Mitt Romney is running into headwinds in his own party for, of all things, being a successful capitalist. Newt Gingrich, in fact, has walked his charges back.
However, Tuesday on “Morning Joe”, Steve Rattner, a former Obama administration official, known as the Obama Administration’s Car Czar and Counselor to the Secretary of the Treasury, defended Mitt Romney on Bain Capital, saying it’s not at all what either Gingrich or Perry are implying.
It’s not going to make Obama reelect very happy, because Democrats are depending heavily on their own negative Bain Capital campaign, which says the same things as anti-Romney conservatives.

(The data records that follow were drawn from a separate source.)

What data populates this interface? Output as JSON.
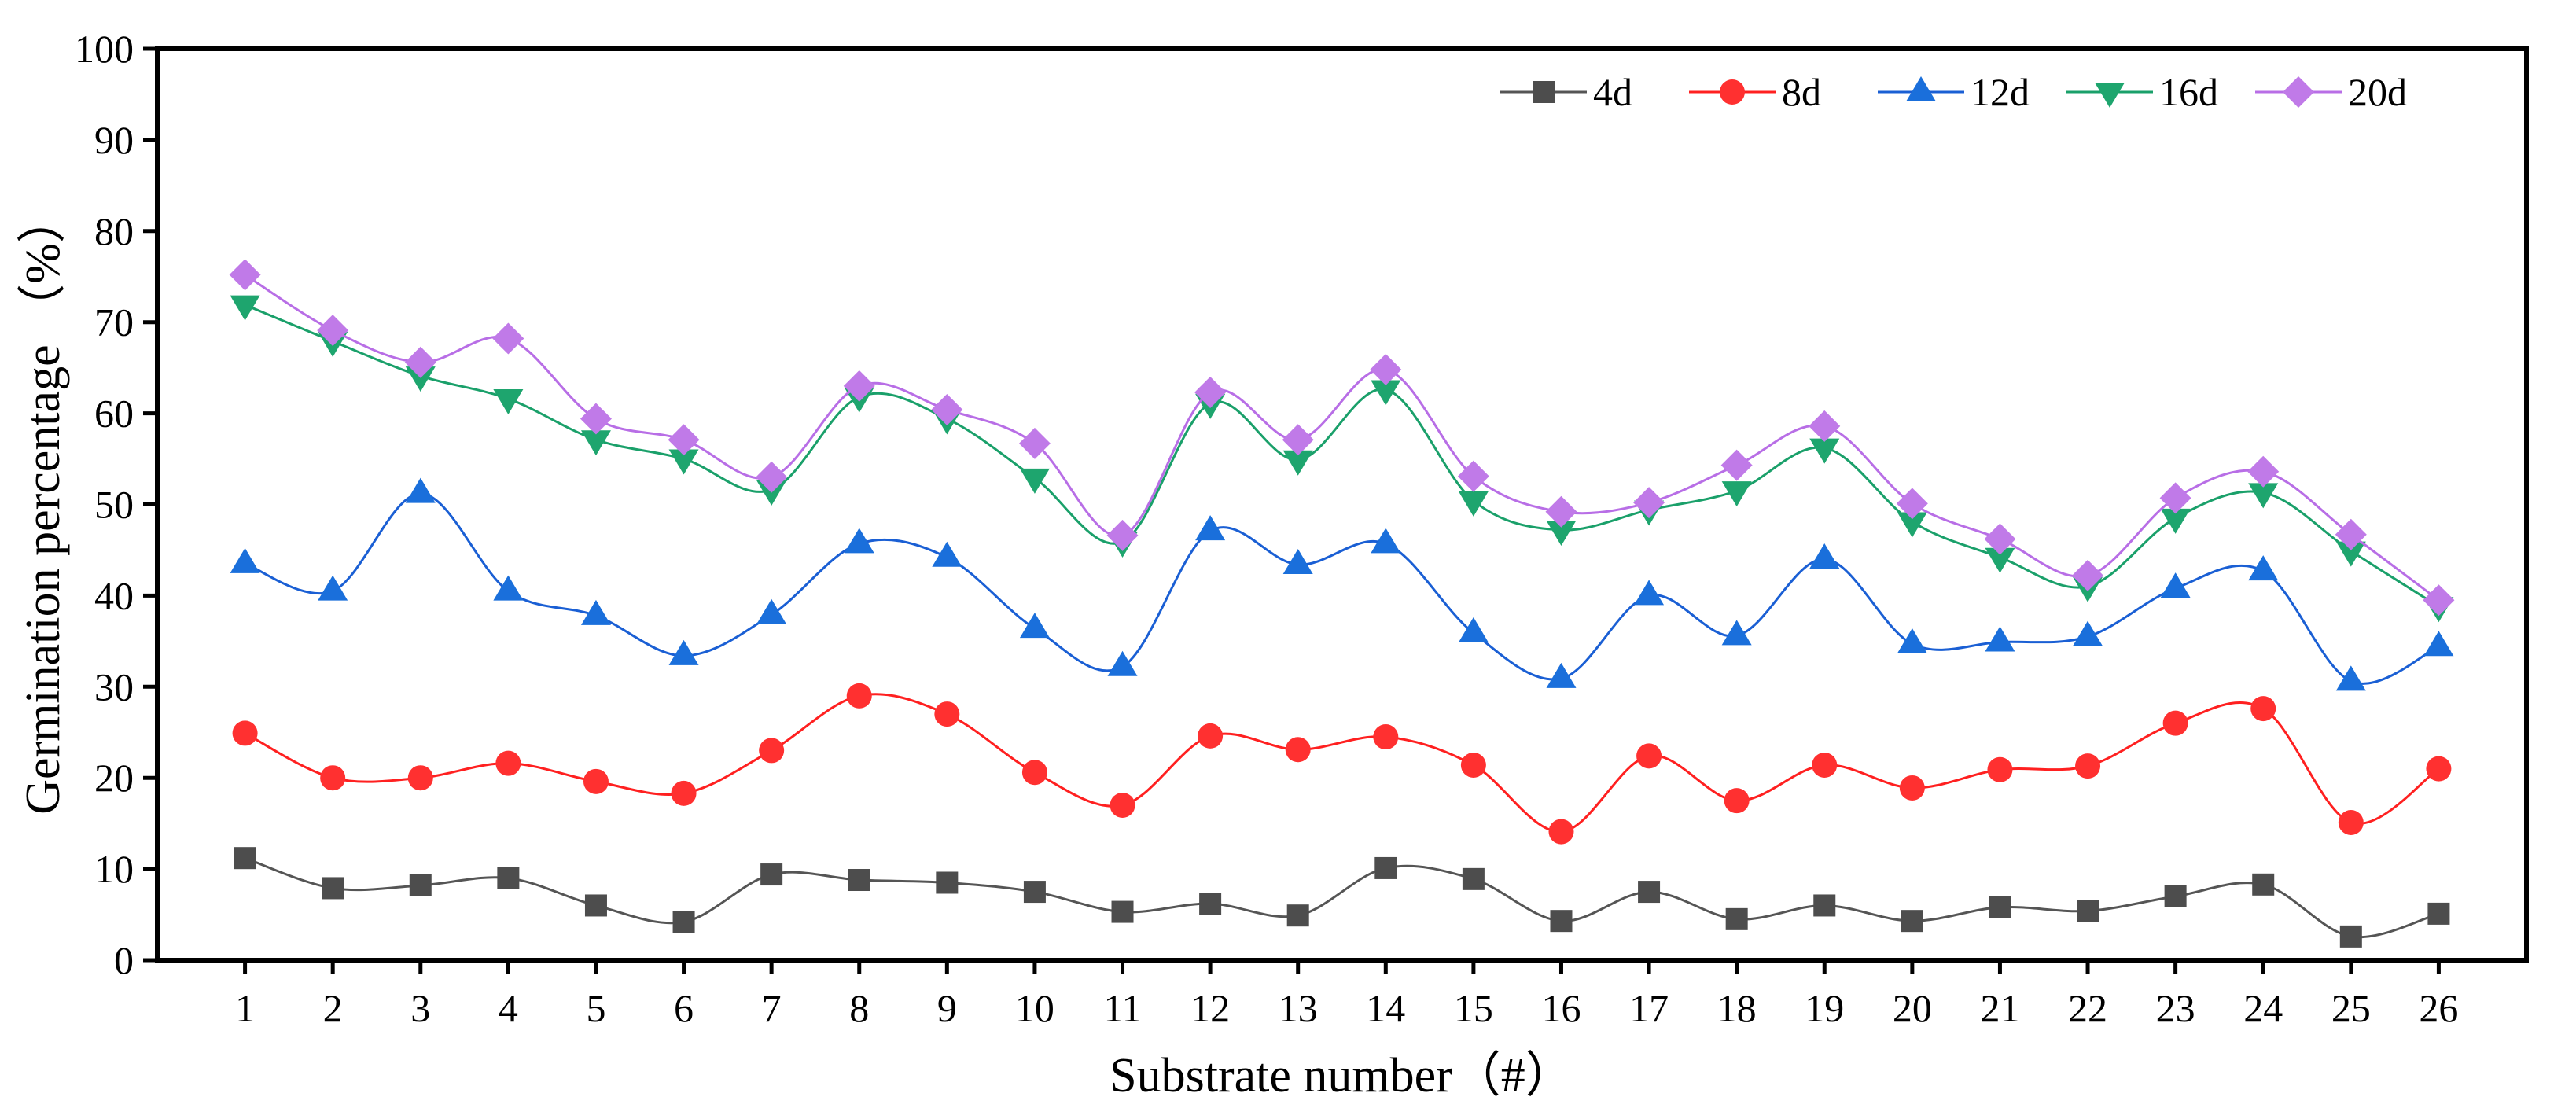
{
  "chart_data": {
    "type": "line",
    "title": "",
    "xlabel": "Substrate number（#）",
    "ylabel": "Germination percentage （%）",
    "xlim": [
      0,
      27
    ],
    "ylim": [
      0,
      100
    ],
    "yticks": [
      0,
      10,
      20,
      30,
      40,
      50,
      60,
      70,
      80,
      90,
      100
    ],
    "categories": [
      "1",
      "2",
      "3",
      "4",
      "5",
      "6",
      "7",
      "8",
      "9",
      "10",
      "11",
      "12",
      "13",
      "14",
      "15",
      "16",
      "17",
      "18",
      "19",
      "20",
      "21",
      "22",
      "23",
      "24",
      "25",
      "26"
    ],
    "grid": false,
    "legend_position": "top-right",
    "series": [
      {
        "name": "4d",
        "marker": "square",
        "color": "#555555",
        "marker_color": "#4d4d4d",
        "values": [
          11.2,
          7.9,
          8.2,
          9.0,
          6.0,
          4.2,
          9.4,
          8.8,
          8.5,
          7.5,
          5.3,
          6.2,
          4.9,
          10.1,
          8.9,
          4.3,
          7.5,
          4.5,
          6.0,
          4.3,
          5.8,
          5.4,
          7.0,
          8.3,
          2.6,
          5.1
        ]
      },
      {
        "name": "8d",
        "marker": "circle",
        "color": "#ff2020",
        "marker_color": "#ff3030",
        "values": [
          24.9,
          20.0,
          20.0,
          21.6,
          19.6,
          18.3,
          23.0,
          29.0,
          27.0,
          20.6,
          17.0,
          24.6,
          23.1,
          24.5,
          21.4,
          14.1,
          22.4,
          17.5,
          21.4,
          18.9,
          20.9,
          21.3,
          26.0,
          27.6,
          15.1,
          21.0
        ]
      },
      {
        "name": "12d",
        "marker": "triangle-up",
        "color": "#1a5fd4",
        "marker_color": "#1a6fdb",
        "values": [
          43.5,
          40.5,
          51.2,
          40.5,
          37.8,
          33.4,
          37.9,
          45.7,
          44.2,
          36.4,
          32.2,
          47.1,
          43.4,
          45.7,
          35.9,
          30.9,
          40.0,
          35.6,
          44.0,
          34.7,
          34.9,
          35.5,
          40.8,
          42.7,
          30.6,
          34.4
        ]
      },
      {
        "name": "16d",
        "marker": "triangle-down",
        "color": "#1aa06a",
        "marker_color": "#1ea56e",
        "values": [
          71.9,
          67.9,
          64.1,
          61.6,
          57.1,
          55.0,
          51.6,
          61.8,
          59.4,
          52.9,
          45.9,
          61.1,
          54.9,
          62.6,
          50.4,
          47.2,
          49.4,
          51.5,
          56.2,
          48.1,
          44.2,
          41.0,
          48.5,
          51.3,
          44.9,
          38.8
        ]
      },
      {
        "name": "20d",
        "marker": "diamond",
        "color": "#b86ee6",
        "marker_color": "#c07ae8",
        "values": [
          75.2,
          69.1,
          65.6,
          68.2,
          59.4,
          57.1,
          53.0,
          63.0,
          60.4,
          56.7,
          46.6,
          62.3,
          57.1,
          64.8,
          53.1,
          49.2,
          50.2,
          54.3,
          58.6,
          50.1,
          46.2,
          42.2,
          50.7,
          53.6,
          46.7,
          39.5
        ]
      }
    ]
  }
}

“Fair is fair. … But I think these attacks are unfair. I think Mitt Romney, not only had a very successful career throughout business, but Bain Capital is a terrific, first class firm. Managing money mostly for foundations, for endowments, for pension funds on behalf of exactly the people Rick Perry thinks he’s trying to harm, and they had a great record with 80 or 90 investments, all of which made a lot of money for their investors… and he did it in a perfectly honorably, appropriate way. … – Steve Rattner, on “Morning Joe” (comes at around 3:11 in video above)
I’ve written several tough pieces on Stephen Rattner, most recently when he said he might write a check to Scott Brown, because Elizabeth Warren was “on the wrong side of a lot these issues.” But this is someone who is considered a Wall Street whiz, whose wife, Maureen White, has raised millions for Democrats, and someone who is going to vote for Obama in November.

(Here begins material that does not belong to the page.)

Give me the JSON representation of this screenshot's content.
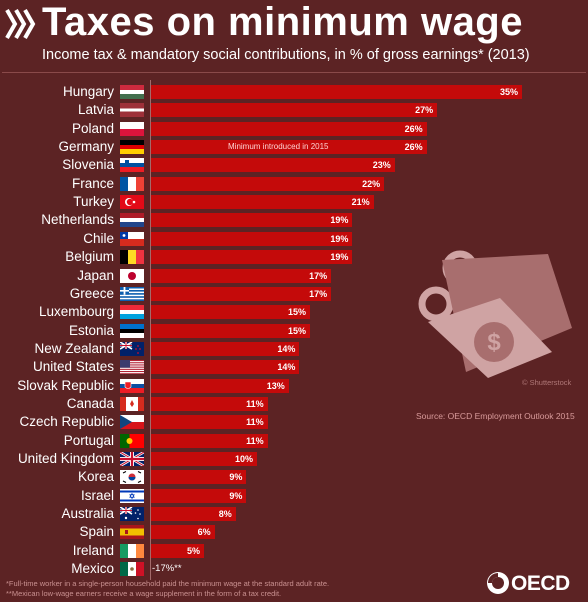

Let me also say something about Mitt Romney’s Mormonism in conjunction with his ethics, business and personal. There has never been a hint of impropriety in his life. This guy comes off stiff for a reason. He is, but he’s also deeply righteous, which is rooted in his religion, with the ethics of faith part of his business life as well. Like all fundamentalist faiths, Mormonism is very rigid, which also acts as the set backdrop for Romney’s entire life. But there is a reason I’ve labeled him Mr. Ice (Barack Obama is Mr. Cool), which also comes out of his Mormon faith that is rooted in rules not compassion, which will be fully seen once everyone reads the new Vanity Fair article, The Dark Side of Mitt Romney.
Come November, if Mitt Romney is the nominee and still has problems, it will be a lot larger than Bain Capital.
Think of candidate Barack Obama and what he weathered on Bill Ayers and Jeremiah Wright, but also his thin record.
Bill Clinton made it through bimbo eruptions that made “60 Minutes,” after a lounge singer produced the tapes and bragged of a long-term affair.
Anyone counting on Bain being the knockout blow on Mitt Romney is engaging in wishful thinking. It’s more likely to come through gaffes like “I like firing people…” which besides making him sound like a mean SOB, hits people emotionally that Romney doesn’t care about them, making Mitt unlikable.
Statements like this won’t help either, from Greg Sargent:
QUESTIONER: When you said that we already have a leader who divides us with the bitter politics of envy, I’m curious about the word envy. Did you suggest that anyone who questions the policies and practices of Wall Street and financial institutions, anyone who has questions about the distribution of wealth and power in this country, is envious? Is it about jealousy, or fairness?
ROMNEY: You know, I think it’s about envy. I think it’s about class warfare. When you have a president encouraging the idea of dividing America based on 99 percent versus one percent, and those people who have been most successful will be in the one percent, you have opened up a wave of approach in this country which is entirely inconsistent with the concept of one nation under God. The American people, I believe in the final analysis, will reject it.
Mitt Romney’s wrong. It’s not about envy, it’s about fundamental fairness and a playing field that people feel guys like him stack against them. If anything, this country’s long overdue for a little class warfare, if that’s what you want to call an argument meant to stir people that the middle class is being carved away.